Ithaca is a city of nearly 31,000 inhabitants located in the Finger Lakes Region of upstate New York. It is also home to Cornell University. The municipality has made international news for its monumental efforts to implement a Green New Deal with the goal of achieving carbon neutrality by 2030, and to assert a principled vision for ambitious police reform. While always controversial, the latter reform effort, known as “Reimagining Public Safety” (RPS) has suffered a series of setbacks as revelations of unethical conduct and potential corruption resulted in a county and internal city investigation.

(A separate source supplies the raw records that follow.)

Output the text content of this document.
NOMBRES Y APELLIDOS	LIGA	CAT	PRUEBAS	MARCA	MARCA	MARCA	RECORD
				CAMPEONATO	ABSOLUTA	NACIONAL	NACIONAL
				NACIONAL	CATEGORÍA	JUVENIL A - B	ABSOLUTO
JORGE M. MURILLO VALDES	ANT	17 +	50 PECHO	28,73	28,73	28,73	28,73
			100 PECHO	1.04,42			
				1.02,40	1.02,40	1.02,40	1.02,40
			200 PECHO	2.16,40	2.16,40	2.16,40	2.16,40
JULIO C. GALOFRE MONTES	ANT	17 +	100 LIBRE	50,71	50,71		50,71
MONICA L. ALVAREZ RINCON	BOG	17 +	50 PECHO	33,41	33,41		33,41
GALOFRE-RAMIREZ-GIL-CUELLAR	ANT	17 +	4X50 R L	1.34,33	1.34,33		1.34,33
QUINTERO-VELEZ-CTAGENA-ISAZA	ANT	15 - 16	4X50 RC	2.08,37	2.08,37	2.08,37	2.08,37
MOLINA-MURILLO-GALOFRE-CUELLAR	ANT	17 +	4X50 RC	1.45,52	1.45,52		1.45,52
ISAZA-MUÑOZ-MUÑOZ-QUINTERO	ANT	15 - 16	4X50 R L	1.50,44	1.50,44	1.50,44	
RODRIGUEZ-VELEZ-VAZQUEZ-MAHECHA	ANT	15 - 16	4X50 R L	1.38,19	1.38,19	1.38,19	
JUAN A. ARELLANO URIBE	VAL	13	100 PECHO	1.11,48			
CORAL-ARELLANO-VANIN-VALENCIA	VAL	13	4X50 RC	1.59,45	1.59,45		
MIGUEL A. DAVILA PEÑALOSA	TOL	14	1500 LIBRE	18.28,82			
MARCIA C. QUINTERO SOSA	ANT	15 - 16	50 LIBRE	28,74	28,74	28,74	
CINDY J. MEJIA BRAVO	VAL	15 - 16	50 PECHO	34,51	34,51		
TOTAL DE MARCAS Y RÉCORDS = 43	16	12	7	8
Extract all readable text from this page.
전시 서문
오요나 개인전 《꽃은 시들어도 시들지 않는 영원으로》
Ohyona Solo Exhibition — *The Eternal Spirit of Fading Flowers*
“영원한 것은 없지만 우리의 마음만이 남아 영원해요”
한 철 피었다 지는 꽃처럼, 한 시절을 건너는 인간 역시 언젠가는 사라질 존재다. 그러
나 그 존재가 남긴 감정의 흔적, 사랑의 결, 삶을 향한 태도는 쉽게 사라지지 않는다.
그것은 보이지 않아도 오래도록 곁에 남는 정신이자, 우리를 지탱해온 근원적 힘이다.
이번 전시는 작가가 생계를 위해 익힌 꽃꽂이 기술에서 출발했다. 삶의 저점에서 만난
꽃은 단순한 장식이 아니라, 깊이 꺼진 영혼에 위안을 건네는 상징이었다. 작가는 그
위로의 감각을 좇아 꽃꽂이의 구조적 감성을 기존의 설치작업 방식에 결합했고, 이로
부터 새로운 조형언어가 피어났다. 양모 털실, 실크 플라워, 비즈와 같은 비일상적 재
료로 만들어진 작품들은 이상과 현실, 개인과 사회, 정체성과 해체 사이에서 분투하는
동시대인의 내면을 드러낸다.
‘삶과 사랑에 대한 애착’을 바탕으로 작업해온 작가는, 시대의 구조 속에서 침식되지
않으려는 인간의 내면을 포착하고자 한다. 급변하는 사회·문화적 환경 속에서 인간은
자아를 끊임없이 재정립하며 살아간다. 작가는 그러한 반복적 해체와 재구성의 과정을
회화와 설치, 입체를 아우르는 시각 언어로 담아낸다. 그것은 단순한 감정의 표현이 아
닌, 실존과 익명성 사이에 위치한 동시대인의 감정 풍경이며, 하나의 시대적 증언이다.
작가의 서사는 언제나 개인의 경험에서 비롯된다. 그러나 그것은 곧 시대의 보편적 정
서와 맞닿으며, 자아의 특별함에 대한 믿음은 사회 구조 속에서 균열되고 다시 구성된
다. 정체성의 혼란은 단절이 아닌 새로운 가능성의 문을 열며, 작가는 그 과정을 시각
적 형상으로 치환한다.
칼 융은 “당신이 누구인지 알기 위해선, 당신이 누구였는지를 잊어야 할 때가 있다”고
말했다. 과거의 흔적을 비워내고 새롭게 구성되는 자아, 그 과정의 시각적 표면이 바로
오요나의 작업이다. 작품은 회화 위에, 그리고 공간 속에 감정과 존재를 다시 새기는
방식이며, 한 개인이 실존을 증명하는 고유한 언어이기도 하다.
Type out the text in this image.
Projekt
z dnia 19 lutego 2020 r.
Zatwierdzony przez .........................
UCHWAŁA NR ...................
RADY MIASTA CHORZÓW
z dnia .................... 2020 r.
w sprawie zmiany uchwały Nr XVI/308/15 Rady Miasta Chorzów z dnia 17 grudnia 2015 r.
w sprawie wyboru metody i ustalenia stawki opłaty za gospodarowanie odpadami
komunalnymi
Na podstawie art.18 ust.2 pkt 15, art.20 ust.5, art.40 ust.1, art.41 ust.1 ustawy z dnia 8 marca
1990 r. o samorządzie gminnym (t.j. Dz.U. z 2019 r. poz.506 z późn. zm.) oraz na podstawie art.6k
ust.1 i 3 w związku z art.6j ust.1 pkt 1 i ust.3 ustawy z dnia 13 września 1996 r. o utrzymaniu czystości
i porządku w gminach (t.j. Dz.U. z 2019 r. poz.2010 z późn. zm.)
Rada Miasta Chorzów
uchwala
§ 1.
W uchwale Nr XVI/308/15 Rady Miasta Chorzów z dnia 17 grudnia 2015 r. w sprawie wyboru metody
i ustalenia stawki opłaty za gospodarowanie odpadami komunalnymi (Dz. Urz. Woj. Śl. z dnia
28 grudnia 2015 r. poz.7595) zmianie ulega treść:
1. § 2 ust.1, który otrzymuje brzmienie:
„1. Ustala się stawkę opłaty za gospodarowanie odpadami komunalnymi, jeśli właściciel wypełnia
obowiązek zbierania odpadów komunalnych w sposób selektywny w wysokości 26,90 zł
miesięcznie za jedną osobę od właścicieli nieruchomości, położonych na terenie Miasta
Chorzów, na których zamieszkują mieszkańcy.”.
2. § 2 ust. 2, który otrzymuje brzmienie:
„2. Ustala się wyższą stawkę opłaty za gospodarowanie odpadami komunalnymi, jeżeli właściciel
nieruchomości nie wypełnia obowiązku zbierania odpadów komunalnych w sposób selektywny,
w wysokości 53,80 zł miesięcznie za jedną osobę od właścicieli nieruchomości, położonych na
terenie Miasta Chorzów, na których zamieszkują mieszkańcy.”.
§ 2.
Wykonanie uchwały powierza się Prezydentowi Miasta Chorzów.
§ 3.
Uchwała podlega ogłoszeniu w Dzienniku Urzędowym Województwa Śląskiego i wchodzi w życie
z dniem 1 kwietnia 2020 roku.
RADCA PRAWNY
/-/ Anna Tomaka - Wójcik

Now, additional revelations that a county administrator allegedly has been laboring to control coverage of RPS in local publications further complicates the path forward. The below remarks to Ithaca’s Common Council by City Alderperson, and The Big Smoke Contributor, Jeffrey F. Barken offer a glimpse into this city’s deliberations on a contentious issue. For residents of a municipality who must consider the extent to which their free speech may be compromised, The Big Smoke publication has the unique ability to offer an outlet for independent voices, fulfilling the mission to be “a capital city for the 21st century in America.”

Remarks to Council 9/7/22
By Jeffrey F. Barken

Good evening, Mayor Lewis, Council Colleagues, and fellow Ithacans.

I’ve asked the privilege of the floor tonight to address something I find deeply troubling. It involves one of the most sacred principles of faith in our republic: the freedom of the press.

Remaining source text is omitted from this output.